La patiente est endormie pour une opération, puis à 08 h 56, Anne-Sophie Balon est appelée en urgence. Sandra Simard fait un arrêt cardiaque. La jeune médecin anesthésiste entame rapidement un massage cardiaque.
Frédéric Péchier entre alors dans la salle, « avant même le cardiologue de garde », et « injecte du gluconate de calcium » sans concertation. « Il ne m'en parle pas.
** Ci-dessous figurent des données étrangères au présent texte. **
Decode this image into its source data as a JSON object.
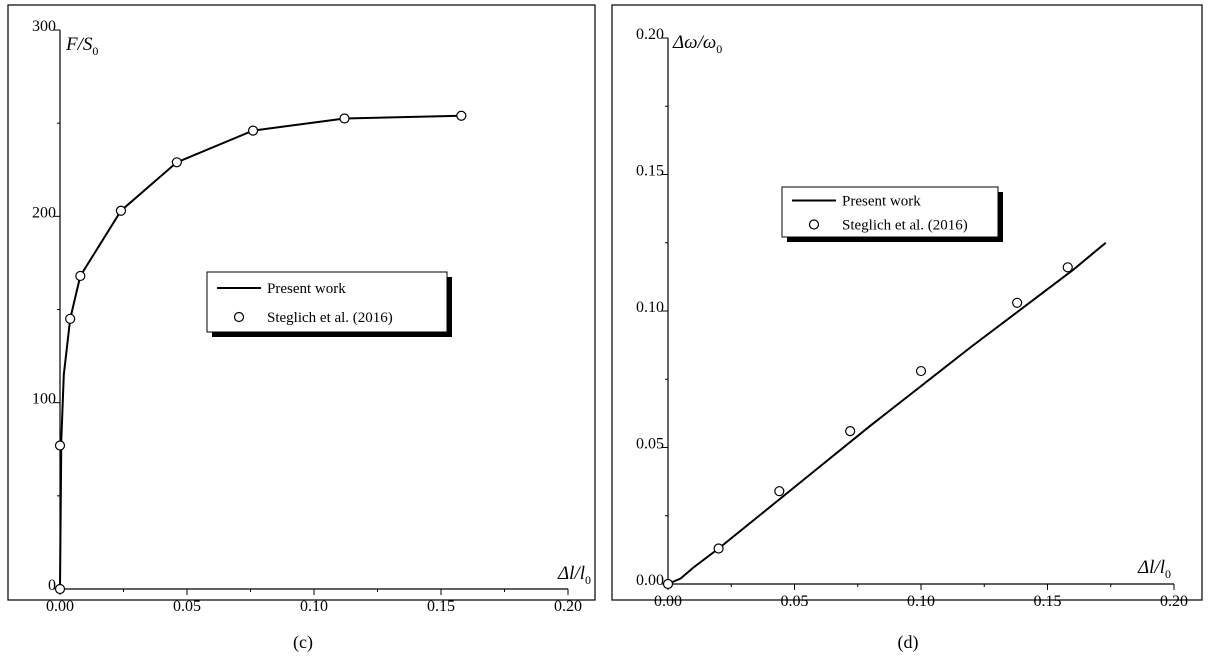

Et il repart », se souvient-elle.
Le gluconate de calcium n'est pas un antidote à un excès de potassium (hyperkaliémie), mais aide le cœur à le supporter.
« J'ai été choquée par le timing » de l'arrivée de Frédéric Péchier, par « l'administration précoce » du gluconate de calcium et par « le fait qu'une hyperkaliémie » était envisagée alors qu'il n'y avait « pas le contexte pour » à ce moment-là, a témoigné la jeune femme.
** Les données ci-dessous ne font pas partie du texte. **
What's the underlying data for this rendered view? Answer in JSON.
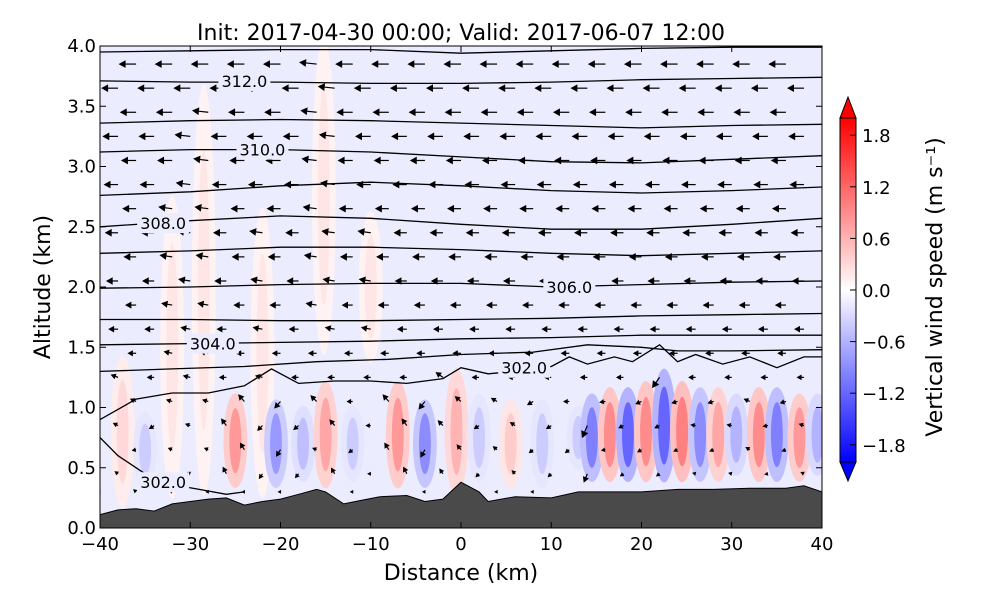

Pour la défense, Randall Schwerdorffer note que « quand il y a de l'agitation dans un bloc, il est courant qu'on vienne prêter main forte ». « C'est vrai », admet Anne-Sophie Balon.
Mais « il n'est pas usuel d'administrer quelque chose à un patient sans même s'adresser à son médecin » ni échanger des informations capitales pour « comprendre ce qui se passe », selon elle.
D'après Randall Schwerdorffer, son client avait « annoncé l'administration du gluconate de calcium ».
Sandra Simard survivra à cet arrêt cardiaque.
Des gros doutes sur Péchier
Anne-Sophie Balon fera saisir et analyser les poches de perfusion utilisées pour l'anesthésie, dans lesquelles une dose de potassium 100 fois supérieure à la normale sera retrouvée.
Au sein de la clinique, « on avait identifié que ça pouvait être lui », Frédéric Péchier, l'auteur de l'empoisonnement, confie devant la cour la médecin, qui dit avoir « été grandement soulagée » lors de son interpellation.
La praticienne n'a « jamais » été confrontée à d'autres arrêts cardiaques, ni avant ni après celui de Sandra Simard.
L'avocate générale, Christine de Curraize, a relevé comme possible mobile que Frédéric Péchier, qui avait « le statut de leader » au sein de la clinique, était « déstabilisé » par l'arrivée d'une nouvelle génération de jeunes anesthésistes, dont Anne-Sophie Balon.
Lors de l'instruction, Frédéric Péchier avait mis en cause sa collègue en prétendant qu'elle aurait pu injecter le potassium a posteriori pour couvrir une erreur médicale.
« Et Sandra Simard, il est dû à quoi son arrêt cardiaque ? On n'a rien trouvé. C'est rocambolesque, ça ne tient pas ! », rétorque Anne-Sophie Balon.
L'accusé, qui a toujours clamé son innocence, comparaît libre, mais risque la réclusion criminelle à perpétuité.
Le verdict est attendu le 19 décembre.